Cybersecurity for Startups: Why Small Businesses Can be Big Targets for Cybercrime

By Brendan Franca

BC Law EIC Student

April 2023

Cyber-attacks have become an inevitable reality of today's online world. Criminals target organizations in every industry, extracting sensitive customer data to sell on the dark web or locking down computer systems until a ransom is paid [1]. These attacks have grown in both sophistication and frequency since COVID-19 established remote work as the new normal [2]. 2022 saw a series of high-profile attacks, with the average data breach costing companies over $9 million [3]. But it is not just big businesses that are vulnerable. Startups are not immune from cyber-attacks, and founders should not assume that their businesses will fly under the radar.

In fact, many cybercriminals see startups as prime targets. Startups do not usually have the resources of a large company such as dedicated information technology staff, enterprise-level security tools, and a thorough understanding of cybersecurity risks [4].

Cyber-attacks also carry more severe consequences for startups. Businesses can face loss of revenue from suspended operations and even lawsuits from customers who have had their personal data compromised. Furthermore, the reputational damage from an attack can erode customer trust and reduce interest from investors. For these reasons, an estimated 60% of small businesses close within six months of a cyber-attack.

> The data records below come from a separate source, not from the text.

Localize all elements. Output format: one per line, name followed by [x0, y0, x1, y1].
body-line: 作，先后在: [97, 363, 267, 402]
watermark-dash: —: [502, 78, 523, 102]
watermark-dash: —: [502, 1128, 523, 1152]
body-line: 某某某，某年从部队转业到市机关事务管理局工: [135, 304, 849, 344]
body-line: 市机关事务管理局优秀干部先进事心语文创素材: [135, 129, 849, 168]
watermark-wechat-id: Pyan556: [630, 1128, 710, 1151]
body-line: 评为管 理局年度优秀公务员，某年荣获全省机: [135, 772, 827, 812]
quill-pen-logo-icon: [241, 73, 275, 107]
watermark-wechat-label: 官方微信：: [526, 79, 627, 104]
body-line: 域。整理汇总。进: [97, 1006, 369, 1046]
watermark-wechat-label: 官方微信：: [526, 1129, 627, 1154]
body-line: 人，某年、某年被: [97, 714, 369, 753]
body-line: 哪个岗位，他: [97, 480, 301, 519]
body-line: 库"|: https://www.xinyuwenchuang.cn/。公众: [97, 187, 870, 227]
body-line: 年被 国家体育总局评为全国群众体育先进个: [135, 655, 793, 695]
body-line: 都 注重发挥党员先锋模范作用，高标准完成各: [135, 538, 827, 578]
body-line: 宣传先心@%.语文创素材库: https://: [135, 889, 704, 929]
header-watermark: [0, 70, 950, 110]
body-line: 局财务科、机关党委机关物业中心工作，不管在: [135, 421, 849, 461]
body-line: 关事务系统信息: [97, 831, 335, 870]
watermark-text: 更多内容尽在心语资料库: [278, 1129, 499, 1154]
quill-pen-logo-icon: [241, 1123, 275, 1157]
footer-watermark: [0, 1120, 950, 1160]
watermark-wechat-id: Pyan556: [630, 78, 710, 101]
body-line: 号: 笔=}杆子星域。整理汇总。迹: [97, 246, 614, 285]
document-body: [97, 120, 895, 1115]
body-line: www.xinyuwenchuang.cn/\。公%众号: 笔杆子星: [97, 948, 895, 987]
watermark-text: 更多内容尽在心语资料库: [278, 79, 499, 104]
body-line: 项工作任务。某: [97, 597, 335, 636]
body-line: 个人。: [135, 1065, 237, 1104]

Startups can take several steps to build an effective cybersecurity strategy and reduce the risk of cyberthreats.

Conduct a Risk Assessment

The first step of a solid cybersecurity plan is conducting a comprehensive risk assessment. This will allow a company to understand the threats it faces and develop a plan to protect itself against them. A startup should take stock of the types of data it handles, evaluate the current security measures in place, and identify any gaps or vulnerabilities that can be addressed.

As part of this assessment, startups should also ensure they are complying with applicable cybersecurity laws. The United States has no single law regulating cybersecurity, but there are several laws that apply to specific operations. For example, the Children’s Online Privacy Protection Act regulates how websites directed at children collect, use, and/or disclose personal information.[5]

Data Encryption and Backups

Startups should regularly back up all critical data to ensure it is not lost in the event of a cyber-attack. It is best practice to keep these backups encrypted and stored in a secure cloud server or an external hard drive.

 Secure Passwords and Two-Factor Authentication

 An estimated 81% of data breaches result from stolen or weak passwords.[6] Startups can protect themselves by setting minimum password requirements that are special, complex, and difficult to guess. In addition, all accounts should be secured with two-factor authentication. This provides an additional layer of security in the event that sign-in credentials are compromised.

 Check the Security Reputation of Vendors

Startups often must rely on outside vendors for many of their operations, such as cloud computing and payroll services. These vendors can have extensive access to sensitive company data. It is essential to monitor what data vendors have access to, how the data is used, and whether they have adequate security measures in place. Startups may want to include security provisions within their vendor contracts to set minimum expectations.[7]

Be Prepared for Failure

No cybersecurity strategy will guarantee protection from cyber-attacks. It is therefore essential to have a plan in place specifying how a company will respond to a security breach. This plan can include assigning certain individuals to a response team, outlining steps to isolate the problem and minimize damage, and procedures for restoring data from backups. Having this plan in place can help reduce panic and allow a company to resume operations as quickly as possible. Startups should also consider purchasing cyber liability insurance to offset the cost of business interruption.

When drafting an incident response plan, companies should also be aware of state notification laws that may be triggered by a cyber-attack. For example, Massachusetts requires businesses that handle personal information of Massachusetts residents to notify the Office of Consumer Affairs and Business Regulation when they learn of a security breach.[8]

Conclusion

It is critical for founders to be proactive in developing a cybersecurity strategy to protect the assets of their growing businesses. Having strong security protocols in place will allow startups to safeguard their reputations and operate with confidence.